2.14.2010

Ubuntu Studio 9.10

Shortly after I burned my first ISO of PCLinuxOS, I configured my first serious desktop with a dual boot of Ubuntu Studio 8.04 and XP. As I recall I had many growing pains configuring my audio with UbuStu, however, at some point I was successful and was able to recompose a song I wrote in high-school using Rosegarden.

At some point, I decided to upgrade to UbuStu-9.04 as I had been enjoying the usability of Ubuntu-9.04 (Jaunty) and 9.10 (Karmic) at school. Sadly, I had some major issues with this install that forced me to move to Ubuntu-9.10. I knew I would probably try UbuStu-9.10 when it was released with the hope that the earlier incompatibility would be corrected. It seemed to work okay, however I could not get it to work with my Ralink Wirless card. Also, I was frustrated that the UbuStu developers didn't include some of the slick upgrades (namely the Ubuntu Software Center) that is steadily improving the usability of Ubuntu. I had no way of accessing the web without "ruining my life" so I moved on to 9.10 and decided to go on a significant "shopping spree." I installed loads of science, education and music apps from the Software Center, as well as the kernel-rt from synaptic.

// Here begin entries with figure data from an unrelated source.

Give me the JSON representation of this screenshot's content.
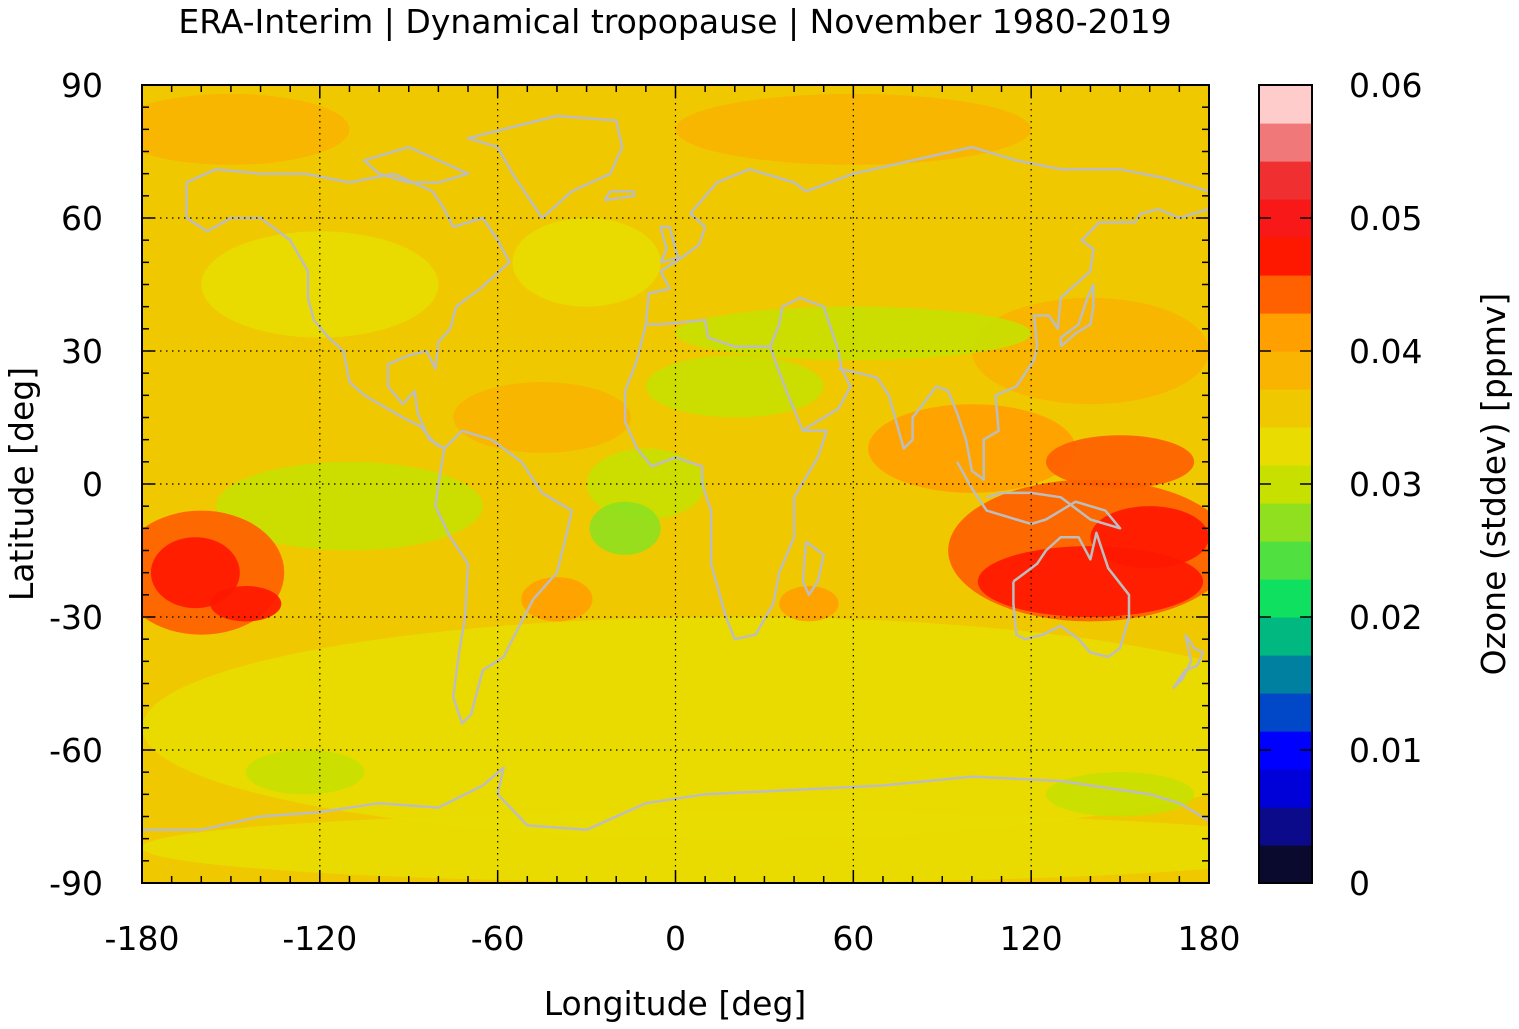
{
  "chart_data": {
    "type": "heatmap",
    "title": "ERA-Interim | Dynamical tropopause | November 1980-2019",
    "xlabel": "Longitude [deg]",
    "ylabel": "Latitude [deg]",
    "xlim": [
      -180,
      180
    ],
    "ylim": [
      -90,
      90
    ],
    "x_ticks": [
      "-180",
      "-120",
      "-60",
      "0",
      "60",
      "120",
      "180"
    ],
    "y_ticks": [
      "-90",
      "-60",
      "-30",
      "0",
      "30",
      "60",
      "90"
    ],
    "x_tick_values": [
      -180,
      -120,
      -60,
      0,
      60,
      120,
      180
    ],
    "y_tick_values": [
      -90,
      -60,
      -30,
      0,
      30,
      60,
      90
    ],
    "grid": true,
    "colorbar": {
      "label": "Ozone (stddev) [ppmv]",
      "range": [
        0,
        0.06
      ],
      "ticks": [
        "0",
        "0.01",
        "0.02",
        "0.03",
        "0.04",
        "0.05",
        "0.06"
      ],
      "tick_values": [
        0,
        0.01,
        0.02,
        0.03,
        0.04,
        0.05,
        0.06
      ],
      "colors": [
        "#0a0a2e",
        "#0a0a8a",
        "#0000d8",
        "#0000ff",
        "#0048c8",
        "#0080a0",
        "#00b880",
        "#10e060",
        "#50e040",
        "#90e020",
        "#c8e000",
        "#e8dc00",
        "#f0c800",
        "#f8b400",
        "#ffa000",
        "#ff6000",
        "#ff1800",
        "#f81818",
        "#f03030",
        "#f07878",
        "#ffcccc"
      ]
    },
    "field": {
      "background_value": 0.036,
      "regions": [
        {
          "lon": -162,
          "lat": -20,
          "rlon": 15,
          "rlat": 8,
          "value": 0.048
        },
        {
          "lon": -145,
          "lat": -27,
          "rlon": 12,
          "rlat": 4,
          "value": 0.047
        },
        {
          "lon": -160,
          "lat": -20,
          "rlon": 28,
          "rlat": 14,
          "value": 0.044
        },
        {
          "lon": 140,
          "lat": -22,
          "rlon": 38,
          "rlat": 8,
          "value": 0.048
        },
        {
          "lon": 160,
          "lat": -12,
          "rlon": 20,
          "rlat": 7,
          "value": 0.046
        },
        {
          "lon": 140,
          "lat": -15,
          "rlon": 48,
          "rlat": 16,
          "value": 0.044
        },
        {
          "lon": 150,
          "lat": 5,
          "rlon": 25,
          "rlat": 6,
          "value": 0.043
        },
        {
          "lon": 100,
          "lat": 8,
          "rlon": 35,
          "rlat": 10,
          "value": 0.04
        },
        {
          "lon": 140,
          "lat": 30,
          "rlon": 40,
          "rlat": 12,
          "value": 0.039
        },
        {
          "lon": -40,
          "lat": -26,
          "rlon": 12,
          "rlat": 5,
          "value": 0.041
        },
        {
          "lon": 45,
          "lat": -27,
          "rlon": 10,
          "rlat": 4,
          "value": 0.04
        },
        {
          "lon": -45,
          "lat": 15,
          "rlon": 30,
          "rlat": 8,
          "value": 0.039
        },
        {
          "lon": 60,
          "lat": 34,
          "rlon": 60,
          "rlat": 6,
          "value": 0.031
        },
        {
          "lon": 20,
          "lat": 22,
          "rlon": 30,
          "rlat": 7,
          "value": 0.031
        },
        {
          "lon": -17,
          "lat": -10,
          "rlon": 12,
          "rlat": 6,
          "value": 0.027
        },
        {
          "lon": -10,
          "lat": 0,
          "rlon": 20,
          "rlat": 8,
          "value": 0.031
        },
        {
          "lon": -110,
          "lat": -5,
          "rlon": 45,
          "rlat": 10,
          "value": 0.031
        },
        {
          "lon": -120,
          "lat": 45,
          "rlon": 40,
          "rlat": 12,
          "value": 0.033
        },
        {
          "lon": -30,
          "lat": 50,
          "rlon": 25,
          "rlat": 10,
          "value": 0.034
        },
        {
          "lon": 20,
          "lat": -55,
          "rlon": 200,
          "rlat": 25,
          "value": 0.033
        },
        {
          "lon": 20,
          "lat": -82,
          "rlon": 200,
          "rlat": 8,
          "value": 0.033
        },
        {
          "lon": -125,
          "lat": -65,
          "rlon": 20,
          "rlat": 5,
          "value": 0.03
        },
        {
          "lon": 150,
          "lat": -70,
          "rlon": 25,
          "rlat": 5,
          "value": 0.03
        },
        {
          "lon": 60,
          "lat": 80,
          "rlon": 60,
          "rlat": 8,
          "value": 0.038
        },
        {
          "lon": -150,
          "lat": 80,
          "rlon": 40,
          "rlat": 8,
          "value": 0.038
        }
      ]
    }
  }
}
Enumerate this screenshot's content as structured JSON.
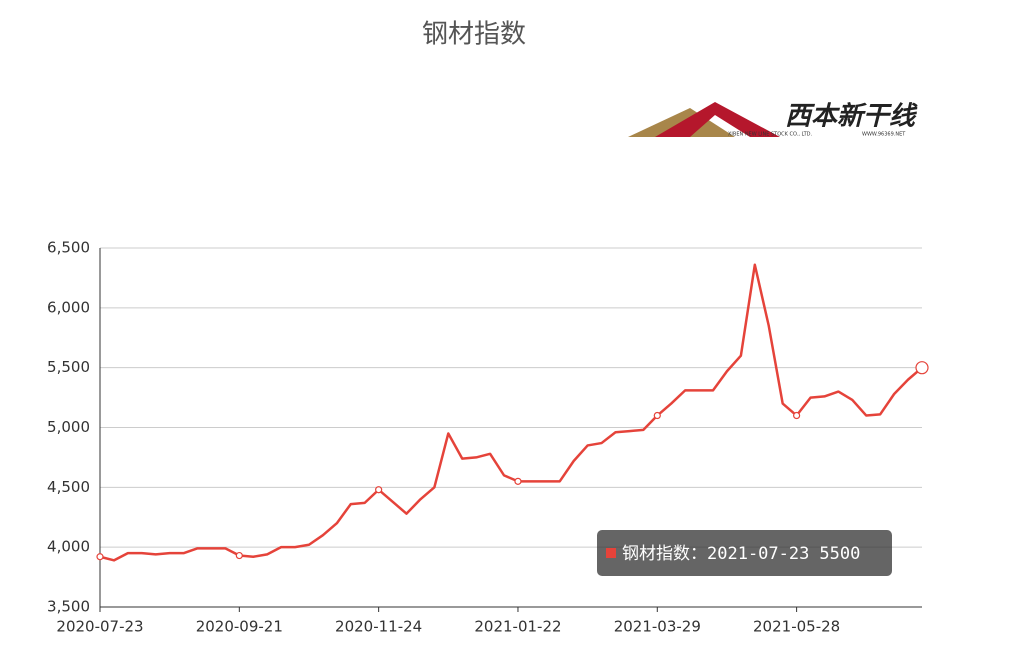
{
  "chart_data": {
    "type": "line",
    "title": "钢材指数",
    "logo": {
      "name": "西本新干线",
      "company": "XIBEN NEW LINE STOCK CO., LTD.",
      "site": "WWW.96369.NET"
    },
    "categories": [
      "2020-07-23",
      null,
      null,
      null,
      null,
      null,
      null,
      null,
      null,
      null,
      "2020-09-21",
      null,
      null,
      null,
      null,
      null,
      null,
      null,
      null,
      null,
      "2020-11-24",
      null,
      null,
      null,
      null,
      null,
      null,
      null,
      null,
      null,
      "2021-01-22",
      null,
      null,
      null,
      null,
      null,
      null,
      null,
      null,
      null,
      "2021-03-29",
      null,
      null,
      null,
      null,
      null,
      null,
      null,
      null,
      null,
      "2021-05-28",
      null,
      null,
      null,
      null,
      null,
      null,
      null,
      null,
      null
    ],
    "series": [
      {
        "name": "钢材指数",
        "color": "#e5433a",
        "values": [
          3920,
          3890,
          3950,
          3950,
          3940,
          3950,
          3950,
          3990,
          3990,
          3990,
          3930,
          3920,
          3940,
          4000,
          4000,
          4020,
          4100,
          4200,
          4360,
          4370,
          4480,
          4380,
          4280,
          4400,
          4500,
          4950,
          4740,
          4750,
          4780,
          4600,
          4550,
          4550,
          4550,
          4550,
          4720,
          4850,
          4870,
          4960,
          4970,
          4980,
          5100,
          5200,
          5310,
          5310,
          5310,
          5470,
          5600,
          6360,
          5850,
          5200,
          5100,
          5250,
          5260,
          5300,
          5230,
          5100,
          5110,
          5280,
          5400,
          5500
        ]
      }
    ],
    "ylim": [
      3500,
      6500
    ],
    "yticks": [
      {
        "value": 3500,
        "label": "3,500"
      },
      {
        "value": 4000,
        "label": "4,000"
      },
      {
        "value": 4500,
        "label": "4,500"
      },
      {
        "value": 5000,
        "label": "5,000"
      },
      {
        "value": 5500,
        "label": "5,500"
      },
      {
        "value": 6000,
        "label": "6,000"
      },
      {
        "value": 6500,
        "label": "6,500"
      }
    ],
    "grid": true,
    "tooltip": {
      "series": "钢材指数：",
      "date": "2021-07-23",
      "value": 5500
    }
  }
}
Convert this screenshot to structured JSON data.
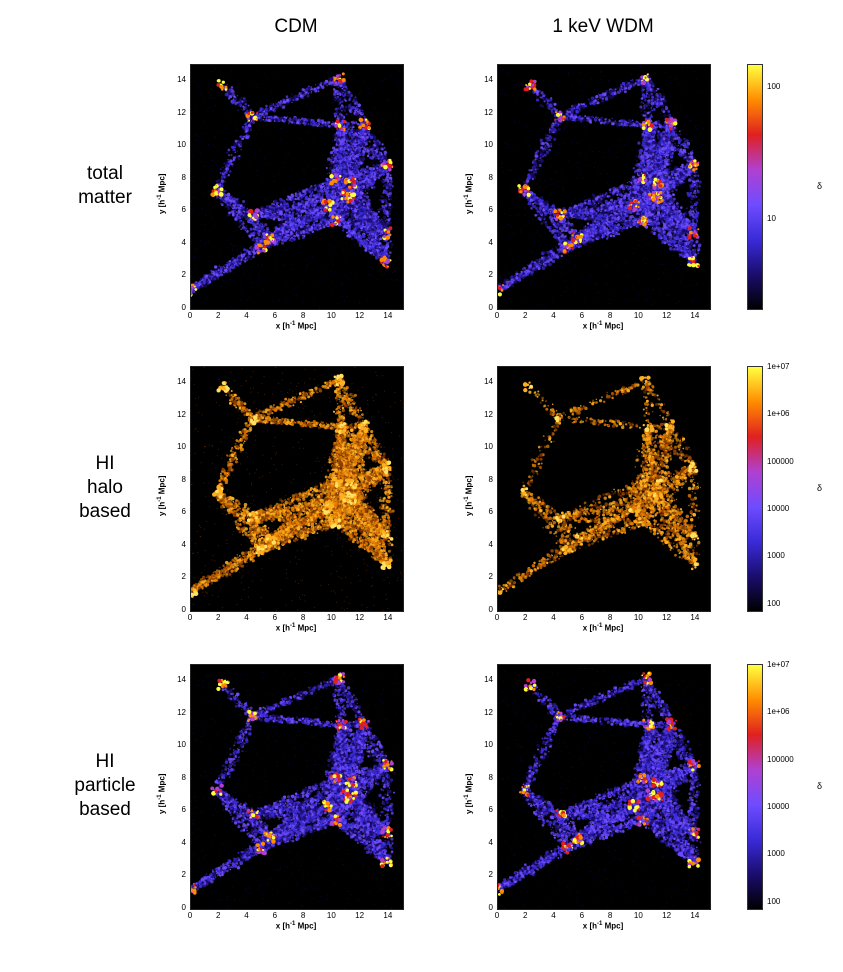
{
  "figure": {
    "columns": [
      {
        "title": "CDM"
      },
      {
        "title": "1 keV WDM"
      }
    ],
    "rows": [
      {
        "label_lines": [
          "total",
          "matter"
        ],
        "colormap": "dm",
        "colorbar": {
          "ticks": [
            "100",
            "10"
          ],
          "label": "δ"
        }
      },
      {
        "label_lines": [
          "HI",
          "halo",
          "based"
        ],
        "colormap": "hi",
        "colorbar": {
          "ticks": [
            "1e+07",
            "1e+06",
            "100000",
            "10000",
            "1000",
            "100"
          ],
          "label": "δ"
        }
      },
      {
        "label_lines": [
          "HI",
          "particle",
          "based"
        ],
        "colormap": "dm",
        "colorbar": {
          "ticks": [
            "1e+07",
            "1e+06",
            "100000",
            "10000",
            "1000",
            "100"
          ],
          "label": "δ"
        }
      }
    ],
    "axes": {
      "xlabel": "x [h-1 Mpc]",
      "ylabel": "y [h-1 Mpc]",
      "xticks": [
        "0",
        "2",
        "4",
        "6",
        "8",
        "10",
        "12",
        "14"
      ],
      "yticks": [
        "0",
        "2",
        "4",
        "6",
        "8",
        "10",
        "12",
        "14"
      ],
      "range": [
        0,
        15
      ]
    },
    "colors": {
      "background": "#000000",
      "dm_colormap": [
        "#000000",
        "#1a0d6e",
        "#3a2bd9",
        "#6f4cff",
        "#b040d0",
        "#e02020",
        "#ff8c00",
        "#ffff40"
      ],
      "hi_colormap": [
        "#000000",
        "#8a3d00",
        "#e07a00",
        "#ffb020",
        "#ffe060"
      ]
    }
  }
}
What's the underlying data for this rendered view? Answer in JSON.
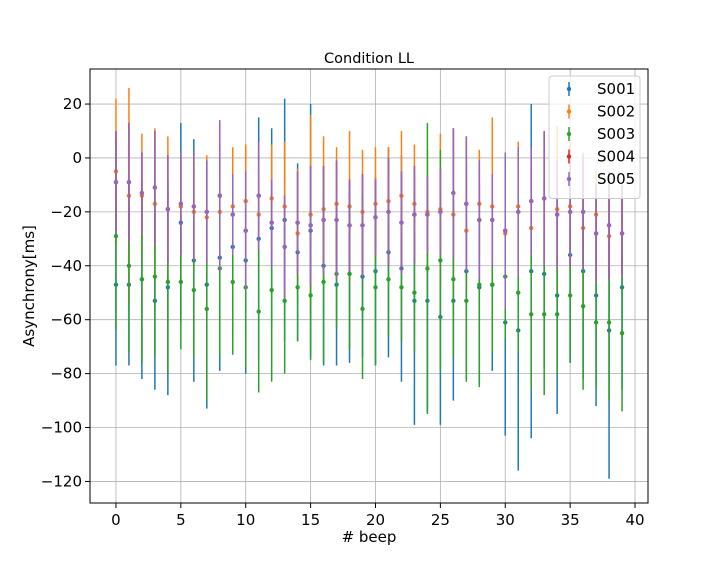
{
  "chart_data": {
    "type": "scatter",
    "title": "Condition LL",
    "xlabel": "# beep",
    "ylabel": "Asynchrony[ms]",
    "xlim": [
      -2,
      41
    ],
    "ylim": [
      -128,
      33
    ],
    "xticks": [
      0,
      5,
      10,
      15,
      20,
      25,
      30,
      35,
      40
    ],
    "yticks": [
      -120,
      -100,
      -80,
      -60,
      -40,
      -20,
      0,
      20
    ],
    "grid": true,
    "legend_position": "top-right",
    "x": [
      0,
      1,
      2,
      3,
      4,
      5,
      6,
      7,
      8,
      9,
      10,
      11,
      12,
      13,
      14,
      15,
      16,
      17,
      18,
      19,
      20,
      21,
      22,
      23,
      24,
      25,
      26,
      27,
      28,
      29,
      30,
      31,
      32,
      33,
      34,
      35,
      36,
      37,
      38,
      39
    ],
    "series": [
      {
        "name": "S001",
        "color": "#1f77b4",
        "values": [
          -47,
          -47,
          -45,
          -53,
          -48,
          -24,
          -38,
          -47,
          -37,
          -33,
          -38,
          -30,
          -26,
          -23,
          -35,
          -27,
          -40,
          -47,
          -43,
          -44,
          -42,
          -35,
          -41,
          -53,
          -53,
          -59,
          -53,
          -42,
          -48,
          -47,
          -61,
          -64,
          -42,
          -43,
          -51,
          -36,
          -42,
          -51,
          -64,
          -48
        ],
        "errors": [
          30,
          30,
          37,
          33,
          40,
          37,
          45,
          46,
          42,
          33,
          42,
          45,
          37,
          45,
          33,
          47,
          37,
          30,
          33,
          30,
          35,
          39,
          42,
          46,
          41,
          40,
          37,
          40,
          35,
          32,
          42,
          52,
          62,
          35,
          44,
          40,
          40,
          41,
          55,
          38
        ]
      },
      {
        "name": "S002",
        "color": "#ff7f0e",
        "values": [
          -5,
          -14,
          -14,
          -17,
          -19,
          -18,
          -20,
          -22,
          -20,
          -18,
          -16,
          -21,
          -15,
          -18,
          -28,
          -21,
          -19,
          -17,
          -18,
          -20,
          -17,
          -16,
          -14,
          -17,
          -20,
          -19,
          -21,
          -27,
          -17,
          -18,
          -28,
          -18,
          -26,
          -15,
          -19,
          -18,
          -26,
          -21,
          -29,
          -28
        ],
        "errors": [
          27,
          40,
          23,
          28,
          27,
          20,
          22,
          23,
          25,
          22,
          21,
          16,
          20,
          24,
          24,
          37,
          27,
          21,
          28,
          23,
          21,
          20,
          24,
          22,
          23,
          28,
          31,
          23,
          20,
          33,
          24,
          24,
          21,
          25,
          31,
          24,
          28,
          16,
          15,
          14
        ]
      },
      {
        "name": "S003",
        "color": "#2ca02c",
        "values": [
          -29,
          -40,
          -45,
          -44,
          -46,
          -46,
          -49,
          -56,
          -41,
          -46,
          -48,
          -57,
          -49,
          -53,
          -48,
          -51,
          -46,
          -43,
          -43,
          -56,
          -48,
          -45,
          -48,
          -50,
          -41,
          -38,
          -45,
          -53,
          -47,
          -47,
          -44,
          -50,
          -58,
          -58,
          -58,
          -51,
          -55,
          -61,
          -61,
          -65
        ],
        "errors": [
          35,
          32,
          31,
          29,
          34,
          25,
          25,
          34,
          33,
          27,
          30,
          30,
          34,
          27,
          20,
          24,
          30,
          20,
          28,
          26,
          29,
          21,
          20,
          22,
          54,
          41,
          29,
          30,
          38,
          25,
          23,
          22,
          28,
          30,
          22,
          25,
          31,
          24,
          29,
          29
        ]
      },
      {
        "name": "S004",
        "color": "#d62728",
        "values": [
          -9,
          -9,
          -13,
          -11,
          -19,
          -17,
          -18,
          -20,
          -14,
          -21,
          -27,
          -14,
          -24,
          -33,
          -24,
          -25,
          -23,
          -23,
          -25,
          -25,
          -22,
          -20,
          -24,
          -21,
          -21,
          -20,
          -13,
          -17,
          -23,
          -23,
          -27,
          -20,
          -16,
          -15,
          -21,
          -20,
          -20,
          -28,
          -25,
          -28
        ],
        "errors": [
          19,
          22,
          15,
          21,
          20,
          19,
          20,
          19,
          28,
          15,
          22,
          20,
          16,
          19,
          19,
          22,
          20,
          22,
          17,
          19,
          14,
          20,
          19,
          18,
          14,
          16,
          24,
          25,
          22,
          17,
          29,
          24,
          20,
          25,
          20,
          20,
          21,
          18,
          20,
          16
        ]
      },
      {
        "name": "S005",
        "color": "#9467bd",
        "values": [
          -9,
          -9,
          -13,
          -11,
          -19,
          -17,
          -18,
          -20,
          -14,
          -21,
          -27,
          -14,
          -24,
          -33,
          -24,
          -25,
          -23,
          -23,
          -25,
          -25,
          -22,
          -20,
          -24,
          -21,
          -21,
          -20,
          -13,
          -17,
          -23,
          -23,
          -27,
          -20,
          -16,
          -15,
          -21,
          -20,
          -20,
          -28,
          -25,
          -28
        ],
        "errors": [
          19,
          22,
          15,
          21,
          20,
          19,
          20,
          19,
          28,
          15,
          22,
          20,
          16,
          19,
          19,
          22,
          20,
          22,
          17,
          19,
          14,
          20,
          19,
          18,
          14,
          16,
          24,
          25,
          22,
          17,
          29,
          24,
          20,
          25,
          20,
          20,
          21,
          18,
          20,
          16
        ]
      }
    ]
  }
}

The most significant challenge was getting the JACK audio server to run and I eventually found that I had to add my user to the "audio" and "pulse" groups under System -> Administration -> Users and Groups. The follwing URLs were helpful for me:

http://ubuntuforums.org/showthread.php?t=600626
http://ubuntuforums.org/showthread.php?t=1336078
http://ubuntuforums.org/showthread.php?t=453486

and most significantly:
http://ubuntuforums.org/showthread.php?t=1143784

I still get the following error from Rosegarden however:

System timer resolution is too low
Rosegarden was unable to find a high-resolution timing source for MIDI performance.
You may be able to solve this problem by loading the RTC timer kernel module. To do this, try running sudo modprobe snd-rtctimer in a terminal window and then restarting Rosegarden.